Eccentric, theatrical and immediately likeable, this 20-track album from two of Belgium’s most celebrated musicians encompasses years of genre-hopping and underlines the duo’s ability to find creative sparks in almost any setting. At times pop, European electro, Brit-Pop, punk, garage rock and radio-friendly tunes just to show they can do it all.
Kloot Per W and Mauro Pawlowski have pieced together an album that sounds unlike anything I’ve heard before, I know that sounds very dramatic but what I mean is the mixing of the album is very ‘front and centre’, it doesn’t seem to take the path of the left/right blend that comes with stereo audio mixing, instead it sits directly in the middle with the odd foray into either direction and it sounds better for it.

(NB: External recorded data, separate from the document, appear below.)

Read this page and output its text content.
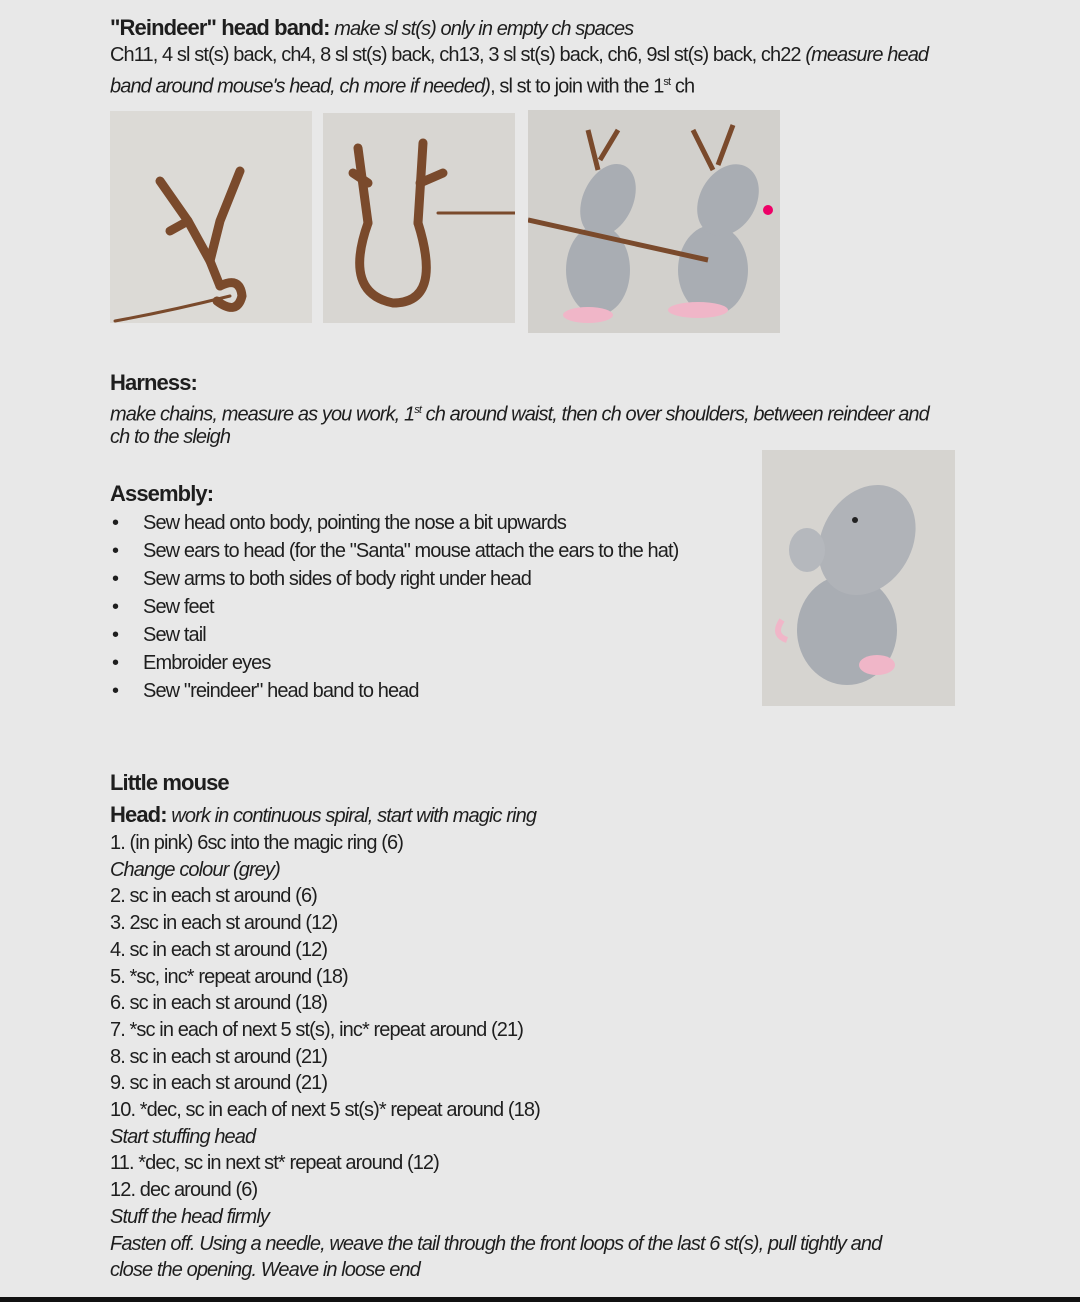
"Reindeer" head band: make sl st(s) only in empty ch spaces
Ch11, 4 sl st(s) back, ch4, 8 sl st(s) back, ch13, 3 sl st(s) back, ch6, 9sl st(s) back, ch22 (measure head
band around mouse's head, ch more if needed), sl st to join with the 1st ch
Harness:
make chains, measure as you work, 1st ch around waist, then ch over shoulders, between reindeer and
ch to the sleigh
Assembly:
• Sew head onto body, pointing the nose a bit upwards
• Sew ears to head (for the "Santa" mouse attach the ears to the hat)
• Sew arms to both sides of body right under head
• Sew feet
• Sew tail
• Embroider eyes
• Sew "reindeer" head band to head
Little mouse
Head: work in continuous spiral, start with magic ring
1. (in pink) 6sc into the magic ring (6)
Change colour (grey)
2. sc in each st around (6)
3. 2sc in each st around (12)
4. sc in each st around (12)
5. *sc, inc* repeat around (18)
6. sc in each st around (18)
7. *sc in each of next 5 st(s), inc* repeat around (21)
8. sc in each st around (21)
9. sc in each st around (21)
10. *dec, sc in each of next 5 st(s)* repeat around (18)
Start stuffing head
11. *dec, sc in next st* repeat around (12)
12. dec around (6)
Stuff the head firmly
Fasten off. Using a needle, weave the tail through the front loops of the last 6 st(s), pull tightly and
close the opening. Weave in loose end
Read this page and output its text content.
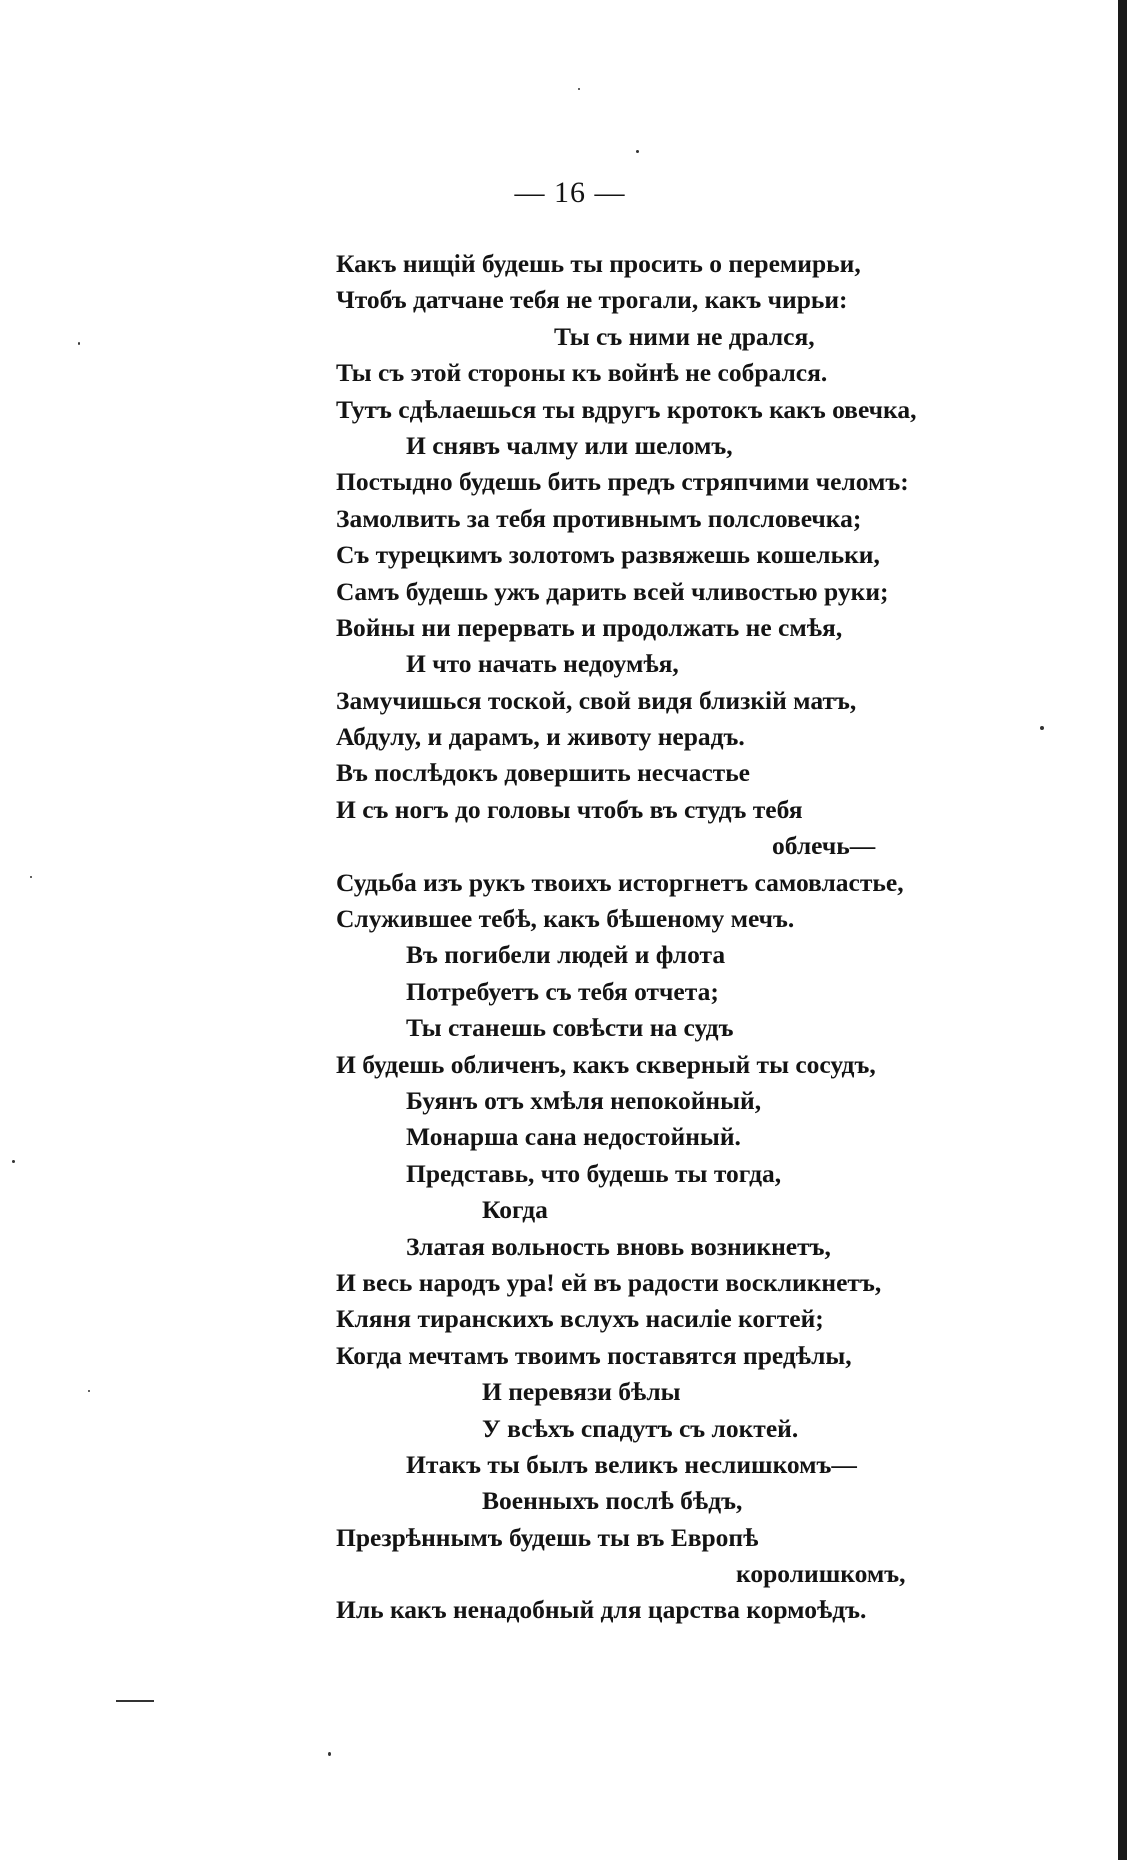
— 16 —
Какъ нищій будешь ты просить о перемирьи,
Чтобъ датчане тебя не трогали, какъ чирьи:
Ты съ ними не дрался,
Ты съ этой стороны къ войнѣ не собрался.
Тутъ сдѣлаешься ты вдругъ кротокъ какъ овечка,
И снявъ чалму или шеломъ,
Постыдно будешь бить предъ стряпчими челомъ:
Замолвить за тебя противнымъ полсловечка;
Съ турецкимъ золотомъ развяжешь кошельки,
Самъ будешь ужъ дарить всей чливостью руки;
Войны ни перервать и продолжать не смѣя,
И что начать недоумѣя,
Замучишься тоской, свой видя близкій матъ,
Абдулу, и дарамъ, и животу нерадъ.
Въ послѣдокъ довершить несчастье
И съ ногъ до головы чтобъ въ студъ тебя
облечь—
Судьба изъ рукъ твоихъ исторгнетъ самовластье,
Служившее тебѣ, какъ бѣшеному мечъ.
Въ погибели людей и флота
Потребуетъ съ тебя отчета;
Ты станешь совѣсти на судъ
И будешь обличенъ, какъ скверный ты сосудъ,
Буянъ отъ хмѣля непокойный,
Монарша сана недостойный.
Представь, что будешь ты тогда,
Когда
Златая вольность вновь возникнетъ,
И весь народъ ура! ей въ радости воскликнетъ,
Кляня тиранскихъ вслухъ насиліе когтей;
Когда мечтамъ твоимъ поставятся предѣлы,
И перевязи бѣлы
У всѣхъ спадутъ съ локтей.
Итакъ ты былъ великъ неслишкомъ—
Военныхъ послѣ бѣдъ,
Презрѣннымъ будешь ты въ Европѣ
королишкомъ,
Иль какъ ненадобный для царства кормоѣдъ.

There is so much going on musically and lyrically that having this almost retro mix can sound like a 80’s mix tape that your best mate gave you without warning or explanation of what to expect. There is the opener ‘KPW on 45’ that sings about The Ramones yet is put to a backdrop of an ELO-type song, the Brian Eno heavy ‘Smokey Derision’, punk-like ‘Waiting For The Con Man’, sneaky tease of ‘Oe Oe Oe’ before we move onto indie ‘Land of The Most Forgotten’ and Kraftwerk industrial sounds of ‘Spanwerk’. These are musicians that have spent decades greedily eating from the table of popular music and, having taken this information, put together an album that baffles, confuses and blurs the lines between genres yet still having enough common ground to feel related and relatable.
I found myself skipping tracks, repeating tracks and quickly having a new favourite after each listen, it’s an album with lots of qualities and skill and definitely one to seek out.